The recent takedown by international authorities of the hacking-for-hire website Webstresser spotlights the evolving nature of the cyber threats that enterprises and midmarket companies – and even smaller organizations – face today.
Webstresser was set up to help others wage DDoS (Distributed Denial of Service) attacks against the targets of their choice, for a fee. Basically, their corporate business model was based on helping their customers damage other companies. Think of them as Chaos R’ Us.
If you wanted to hack a company, to mess with their website by bombarding it with traffic, but didn’t have the skills, this site was your answer. Maybe your motive was revenge, or maybe the DDoS attack was intended as a diversion while a real and more damaging data intrusion was being done elsewhere. It didn’t matter to Webstresser.

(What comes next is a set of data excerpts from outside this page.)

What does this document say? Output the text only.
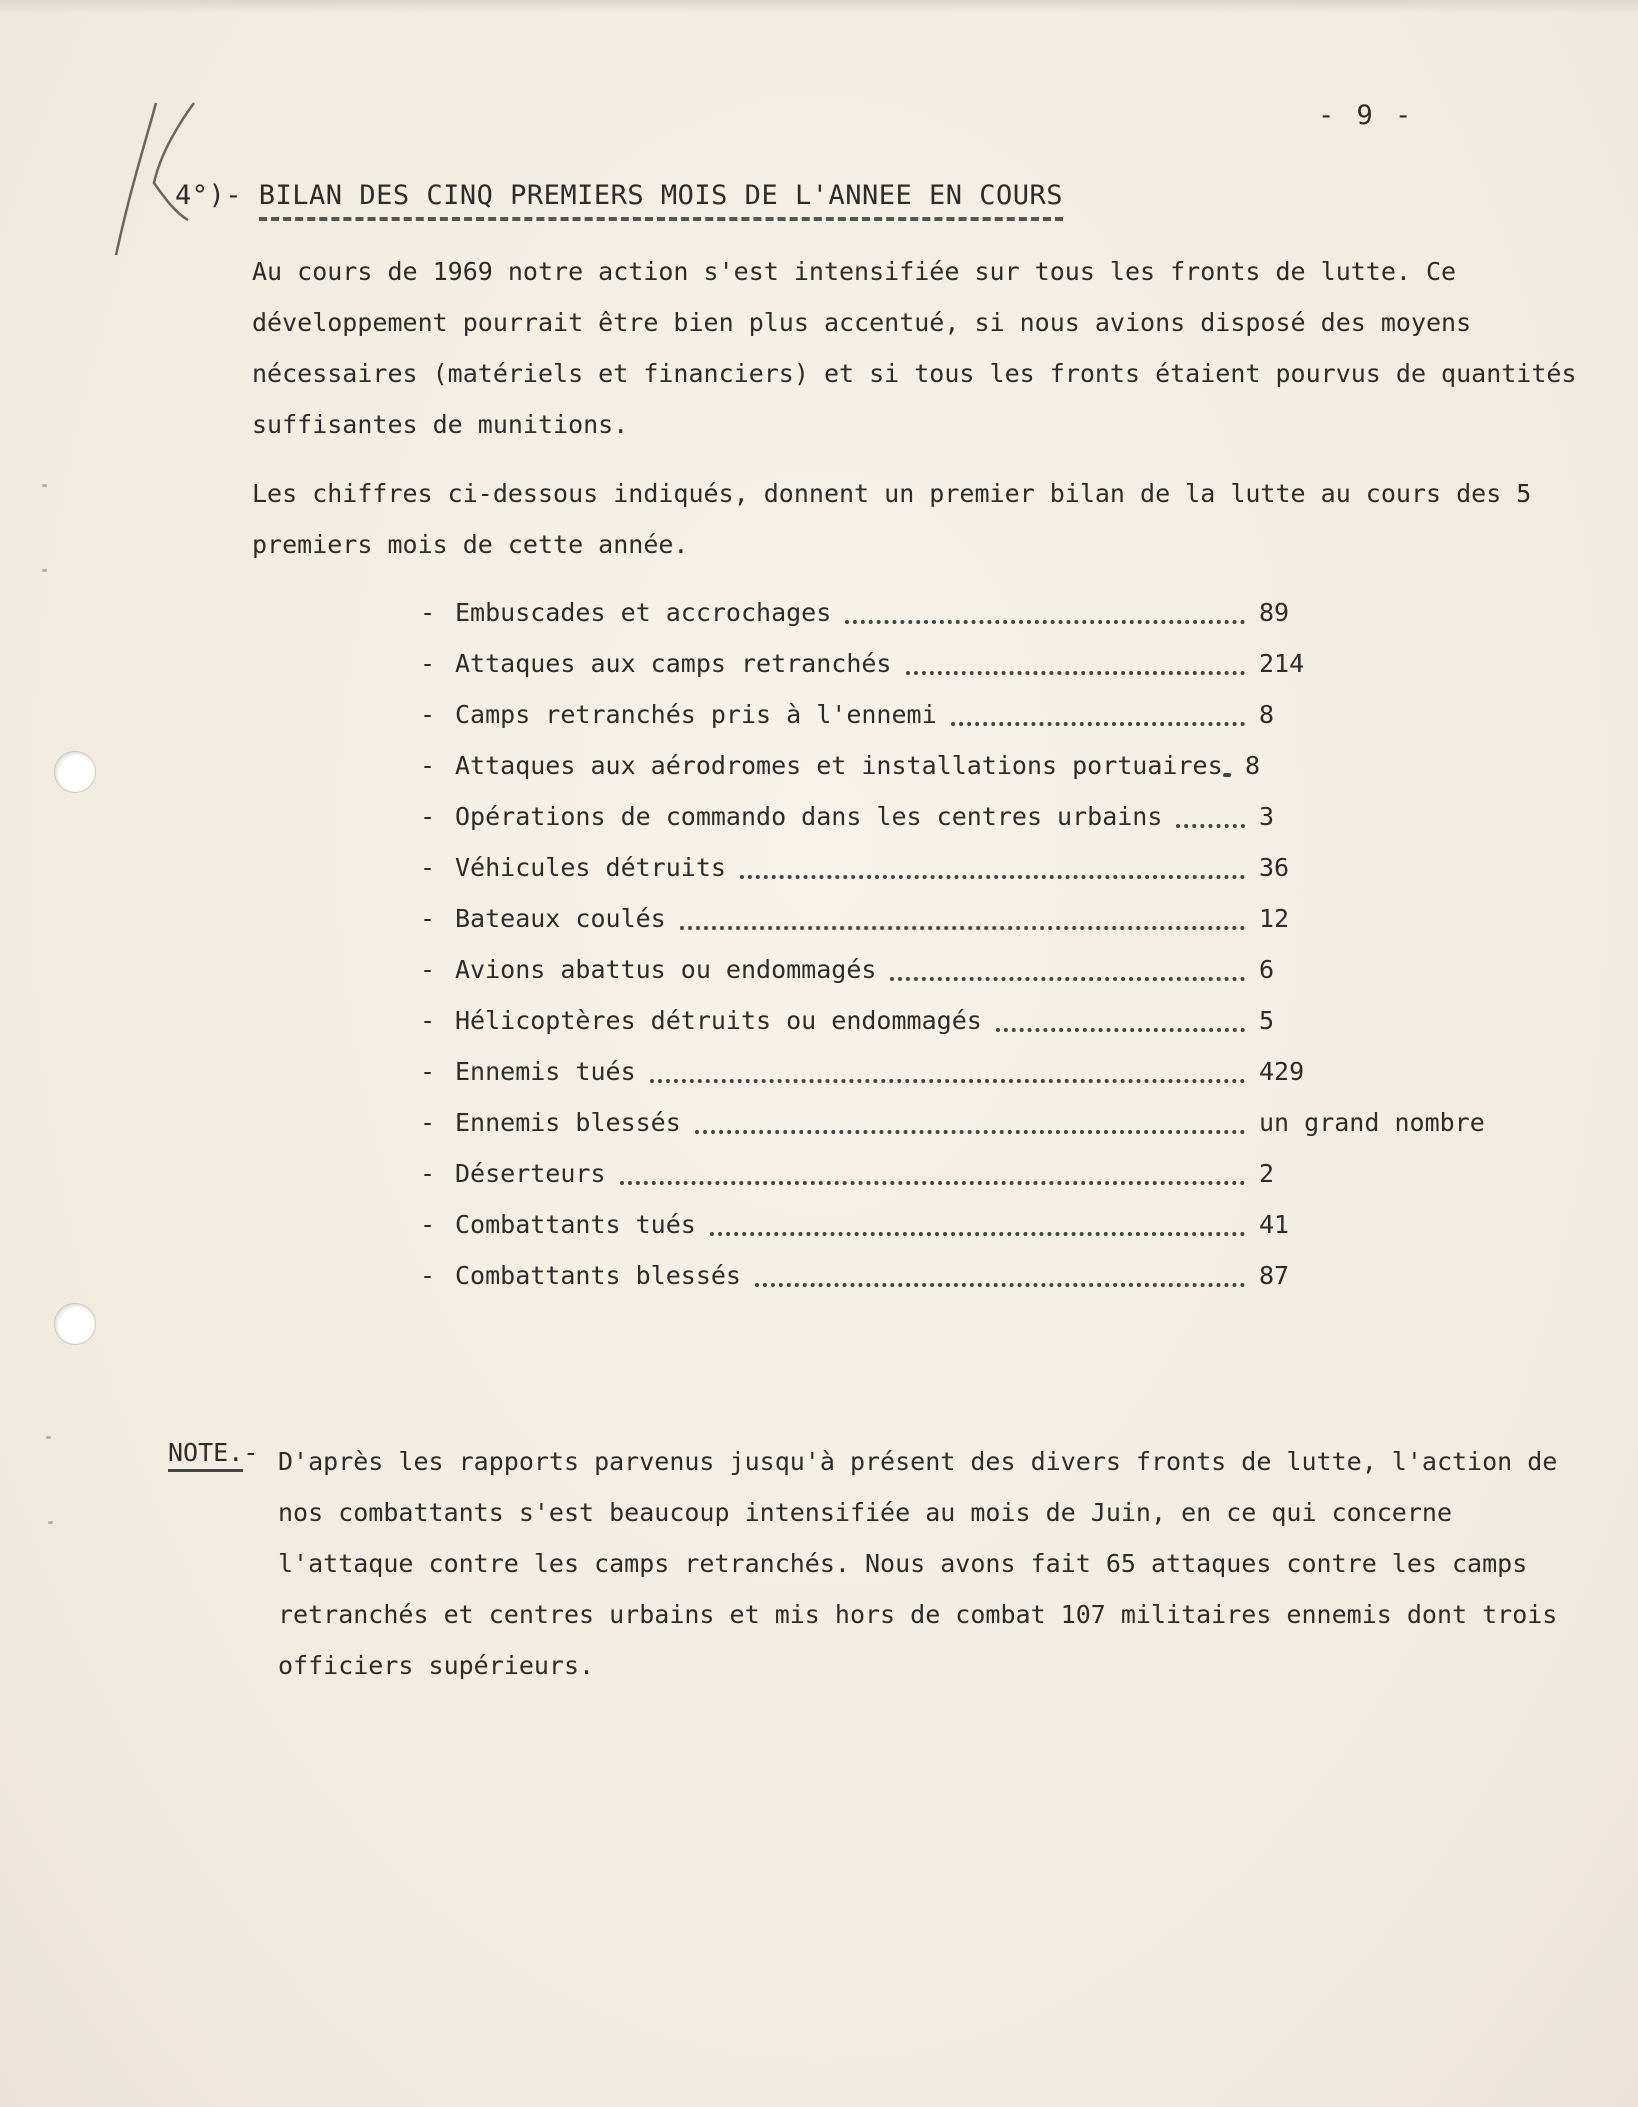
- 9 -
4°)- BILAN DES CINQ PREMIERS MOIS DE L'ANNEE EN COURS
Au cours de 1969 notre action s'est intensifiée sur tous les fronts de lutte. Ce développement pourrait être bien plus accentué, si nous avions disposé des moyens nécessaires (matériels et financiers) et si tous les fronts étaient pourvus de quantités suffisantes de munitions.
Les chiffres ci-dessous indiqués, donnent un premier bilan de la lutte au cours des 5 premiers mois de cette année.
- Embuscades et accrochages	89
- Attaques aux camps retranchés	214
- Camps retranchés pris à l'ennemi	8
- Attaques aux aérodromes et installations portuaires 8
- Opérations de commando dans les centres urbains	3
- Véhicules détruits	36
- Bateaux coulés	12
- Avions abattus ou endommagés	6
- Hélicoptères détruits ou endommagés	5
- Ennemis tués	429
- Ennemis blessés	un grand nombre
- Déserteurs	2
- Combattants tués	41
- Combattants blessés	87
NOTE.- D'après les rapports parvenus jusqu'à présent des divers fronts de lutte, l'action de nos combattants s'est beaucoup intensifiée au mois de Juin, en ce qui concerne l'attaque contre les camps retranchés. Nous avons fait 65 attaques contre les camps retranchés et centres urbains et mis hors de combat 107 militaires ennemis dont trois officiers supérieurs.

We’re all better off with Webstresser out of business, but don’t for a minute be lulled into a false sense of security. There are lots of “companies” ready to satisfy that market need.
How threats are changing
That approach – turning cyberattacks into an as-a-service offering – is just one of the ways that threats have evolved. Over the past decade, we have seen great leaps in the sophistication of various types of cyberattacks. And as companies large and small move to digitalization, there are many, many more points of potential entry for intruders.
At the same time, traditional types of attacks persist, among them phishing, ransomware, and of course DDoS. And the weakest link for targeted companies continues to be their employees. By persuading just a couple of your employees to click on a link in a convincing but bogus email, a criminal has just taken up residence in your company, figuratively speaking.
In business, pretty much everything has gone mobile, and that includes the biggest threats that organizations face today. Mobile malware has exploded, in part because users still look at their phones differently from their laptops and are less obsessive about security.
When you couple the myriad ways of connecting – Bluetooth, Wi-Fi, cellular, etc. – with the fact that busy professionals want to work with a single device, you get a mobile threat bonanza. Our single device has our personal and business apps, often commingled and with neither side properly locked down. But even as the mobile cyberattacks grow more sophisticated, the number one threat is still a lost or stolen mobile device.
IP Defender is designed as a “hammer” for the “nail” of DDoS.
A new data risk model
The move to mobile has shaken up our data flow model. That model used to be more contained and controlled, with data flowing from the data center to the company headquarters to the internet. Now companies have to be constantly aware of how they manage and secure their mobile devices to deter the danger of cyber intrusion.
Another risk factor is the cloud. Even though almost all cloud services are inherently secure, those services can’t control who you, as a customer, give access to. Say you bring in a coder to work on an app. In a more controlled environment, you can give that coder access to a port and then shut it down when the coder’s work is done. But in the cloud, there is less opportunity for that level of control.
There’s a lot of truth in the observation that enterprises defending their networks have to repel 100 percent of the attacks against them, but hackers only have to win once to do real damage. For a company, winning requires having a skilled security team on your side and a secure mindset throughout the organization.
That’s easy to say, but with far more security jobs open than there are qualified people to fill them, companies of all sizes are struggling with building the teams they need. That is a situation we appear to be stuck with for at least the short term.
There is an answer in the form of security solutions from outside providers. When it comes to DDoS attacks, Sprint offers its IP Defender as a strong counter-weapon.
IP Defender, part of a suite of Sprint Secure Solutions, is a cloud-based perimeter security service. It uses advanced filtering techniques to remove the bad traffic and forward only legitimate traffic to a customer’s network. This keeps their internet presence open and available even while under attack.
It proactively detects and mitigates network-wide anomalies caused by DDoS attacks, botnets, and other threats, complementing existing security methods such as firewalls, intrusion detection and prevention systems, and unified threat management systems.
IP Defender is designed as a “hammer” for the “nail” of DDoS. It leverages the capacity of the Sprint core network to absorb and deal with a DDoS attack. As an example, if your company has a 5 MB circuit, but someone is throwing a 6 MB attack at you, you’re going to be overwhelmed and your website or other electronic access effectively shut down.
IP Defender is able to absorb the overload onto the Sprint network, then scrub the traffic, find the legitimate traffic and send it to you, discarding the rest.
One IP Defender user is a financial organization with numerous locations that operates in a regulation-heavy, no-failure-accepted environment. The company is able to provide advanced threat protection on a managed services basis, with day-to-day operational support. Another user is a Fortune 500 company that solidly protects its entire consumer-facing e-commerce operations from DDoS attacks.
Looking ahead, you will see much more use of artificial intelligence and data analysis to fight the cyber wars and defend companies from attacks. But you can be sure that the attackers will also be taking advantage of those technological advances.
This is, sadly, a never-ending battle, and if you want your company to be able to fight to a draw, security must be woven throughout your corporate strategy and business. The more you can understand where your vulnerabilities are, and where you may be exposing information, the better you can arm and defend yourself.